The code for the visualization with snack_crunch on the x-axis,

gummy_data %>% ggplot(aes(x = snack_crunch, y = satisfaction)) + # specify x and y
  geom_point(size = 2.5, color = "gray50") + # plot points
  geom_line(aes(y = snack_on_x), size = 1, color = "black") + # plot line
  labs(x = "Crunch Factor of Snack", # edit x-axis label
       y = "Gummy's Satisfaction") + # edit y-axis label
  theme_bw() # change theme of graph

Visualizing the Model

The visualization with snack_crunch on the x-axis,

Visualizing the Model

Whoa!

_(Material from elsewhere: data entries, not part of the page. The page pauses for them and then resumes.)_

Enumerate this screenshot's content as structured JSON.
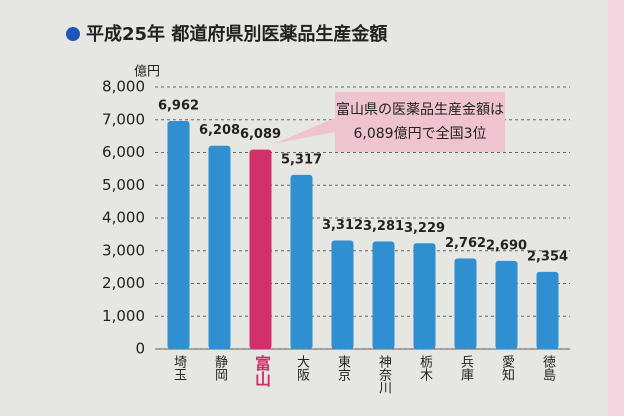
{
  "chart_data": {
    "type": "bar",
    "title": "平成25年 都道府県別医薬品生産金額",
    "y_unit": "億円",
    "annotation": [
      "富山県の医薬品生産金額は",
      "6,089億円で全国3位"
    ],
    "categories": [
      "埼玉",
      "静岡",
      "富山",
      "大阪",
      "東京",
      "神奈川",
      "栃木",
      "兵庫",
      "愛知",
      "徳島"
    ],
    "values": [
      6962,
      6208,
      6089,
      5317,
      3312,
      3281,
      3229,
      2762,
      2690,
      2354
    ],
    "value_labels": [
      "6,962",
      "6,208",
      "6,089",
      "5,317",
      "3,312",
      "3,281",
      "3,229",
      "2,762",
      "2,690",
      "2,354"
    ],
    "color": "#2f8fd0",
    "highlight_color": "#d2306a",
    "highlight_index": 2,
    "ylim": [
      0,
      8000
    ],
    "yticks": [
      0,
      {
        "value": 1000,
        "label": "1,000"
      },
      {
        "value": 2000,
        "label": "2,000"
      },
      {
        "value": 3000,
        "label": "3,000"
      },
      {
        "value": 4000,
        "label": "4,000"
      },
      {
        "value": 5000,
        "label": "5,000"
      },
      {
        "value": 6000,
        "label": "6,000"
      },
      {
        "value": 7000,
        "label": "7,000"
      },
      {
        "value": 8000,
        "label": "8,000"
      }
    ],
    "grid": true
  }
}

It looks like there is not much of a relationship between crunch factor and satisfaction!
Remember that regression is looking at the relationship between y and x_i while adjusting for all other predictors in the model.
- The variability in satisfaction explained by snack_crunch is being adjusted for chew_time.
- This is why we saw a non-significant slope for snack_crunch earlier.
- This means that chew_time explains the variance in satisfaction, not snack_crunch.

Visualizing the Model

Hm… let’s look at the correlation:

gummy_data %>% correlation(x = snack_crunch, y = chew_time,
                           method = "spearman")

With r_s = 0.82, we see that snack_crunch and chew_time are highly correlated.
- One is predicting the other! We should not include both in the model.

Wrap Up

This is just scratching the surface for multiple regression.
Other statistics courses go deeper into regression topics.
- Categorical predictors.
- Interaction terms.
- Regression diagnostics.
- How to handle non-continuous outcomes.
- Advanced data visualization for models.